Limit your intake of these acidic foods, or pair them with an alkaline snack:

  • Lemons, limes, tangerines and oranges
  • Apples, cherries, grapes, peaches, apricots and strawberries
  • Fruit juices and carbonated sodas, both with sugar and diet
  • Tomatoes and tomato juice
  • Jams and jellies
  • Vinegar
  • Sauerkraut

To get on track eating and drinking foods that prevent erosion, consume more of these nonacidic foods and nonacidic beverages:

  • Beans, including black, soy, wax, kidney and lima
  • Corn, peas, peppers, asparagus, spinach and broccoli
  • Fish, including salmon, shrimp and crab meat
  • Milk, including coconut and soybean varieties
  • Cheeses
  • Breads
  • Tea and aloe juice
  • Tofu
  • Potatoes, rice and yams
  • Watermelons, cantaloupes and honeydew melons
  • Ripe mangoes, bananas and papayas

Treating Enamel Damage

According to the ADA, fluoride, a mineral found in many community water supplies, toothpastes and rinses, strengthens teeth against the effects of acids and may help repair damaged enamel. In addition, your saliva may dilute acids in the mouth and facilitate remineralization of tooth enamel.

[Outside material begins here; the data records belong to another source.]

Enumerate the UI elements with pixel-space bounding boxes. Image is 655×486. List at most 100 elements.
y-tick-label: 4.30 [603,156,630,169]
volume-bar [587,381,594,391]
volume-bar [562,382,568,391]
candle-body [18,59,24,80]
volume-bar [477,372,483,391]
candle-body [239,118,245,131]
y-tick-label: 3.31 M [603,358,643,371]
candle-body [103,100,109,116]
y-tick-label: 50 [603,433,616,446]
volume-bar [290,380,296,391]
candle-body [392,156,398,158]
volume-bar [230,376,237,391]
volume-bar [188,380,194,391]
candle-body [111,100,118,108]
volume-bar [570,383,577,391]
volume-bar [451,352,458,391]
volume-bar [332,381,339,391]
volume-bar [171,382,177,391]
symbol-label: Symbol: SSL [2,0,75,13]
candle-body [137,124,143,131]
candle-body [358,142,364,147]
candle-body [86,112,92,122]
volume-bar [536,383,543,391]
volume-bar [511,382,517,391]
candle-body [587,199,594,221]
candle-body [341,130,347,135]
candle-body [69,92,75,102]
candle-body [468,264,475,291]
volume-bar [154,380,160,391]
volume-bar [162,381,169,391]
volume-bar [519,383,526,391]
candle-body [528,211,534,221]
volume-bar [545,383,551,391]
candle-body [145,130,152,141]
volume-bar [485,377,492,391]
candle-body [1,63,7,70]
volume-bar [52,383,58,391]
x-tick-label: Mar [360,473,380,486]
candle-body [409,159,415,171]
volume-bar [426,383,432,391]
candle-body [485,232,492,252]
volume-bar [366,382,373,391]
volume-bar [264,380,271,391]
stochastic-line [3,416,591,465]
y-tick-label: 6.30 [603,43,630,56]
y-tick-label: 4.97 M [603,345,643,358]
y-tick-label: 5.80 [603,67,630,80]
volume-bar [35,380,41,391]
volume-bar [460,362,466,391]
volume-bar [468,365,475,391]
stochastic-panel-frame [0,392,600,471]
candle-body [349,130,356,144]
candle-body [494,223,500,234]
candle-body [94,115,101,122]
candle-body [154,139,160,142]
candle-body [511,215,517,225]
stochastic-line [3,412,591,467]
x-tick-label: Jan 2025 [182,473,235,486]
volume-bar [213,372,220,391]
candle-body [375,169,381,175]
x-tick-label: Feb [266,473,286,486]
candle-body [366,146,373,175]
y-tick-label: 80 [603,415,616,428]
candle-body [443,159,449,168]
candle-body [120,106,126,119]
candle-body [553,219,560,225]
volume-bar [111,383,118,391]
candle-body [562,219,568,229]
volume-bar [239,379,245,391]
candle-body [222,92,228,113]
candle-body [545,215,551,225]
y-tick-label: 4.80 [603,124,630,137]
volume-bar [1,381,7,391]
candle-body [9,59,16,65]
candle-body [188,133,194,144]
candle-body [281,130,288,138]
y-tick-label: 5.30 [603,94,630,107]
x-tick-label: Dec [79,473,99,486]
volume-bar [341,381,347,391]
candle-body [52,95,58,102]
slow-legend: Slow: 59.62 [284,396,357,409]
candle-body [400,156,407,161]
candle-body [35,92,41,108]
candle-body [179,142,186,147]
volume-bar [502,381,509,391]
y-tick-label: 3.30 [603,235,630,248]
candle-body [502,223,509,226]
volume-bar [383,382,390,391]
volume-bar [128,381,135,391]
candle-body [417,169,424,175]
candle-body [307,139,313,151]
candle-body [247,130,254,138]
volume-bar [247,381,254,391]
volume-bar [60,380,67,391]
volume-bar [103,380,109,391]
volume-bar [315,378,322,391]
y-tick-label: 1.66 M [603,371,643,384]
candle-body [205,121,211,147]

If you have dry mouth due to illness, cancer treatments or side effects of medications, you may be more prone to enamel erosion or cavities. Chewing sugarless gum is one trick that can help you produce more saliva and jump-start the remineralization process.

To promote strong teeth, brush with fluoride toothpaste daily, add more nonacidic foods to your diet and limit your consumption of acidic foods and drinks. Your dentist can assess your teeth and give you more recommendations for avoiding enamel erosion and maintaining a healthy smile.

This article is intended to promote understanding of and knowledge about general oral health topics. It is not intended to be a substitute for professional advice, diagnosis or treatment. Always seek the advice of your dentist or other qualified healthcare provider with any questions you may have regarding a medical condition or treatment.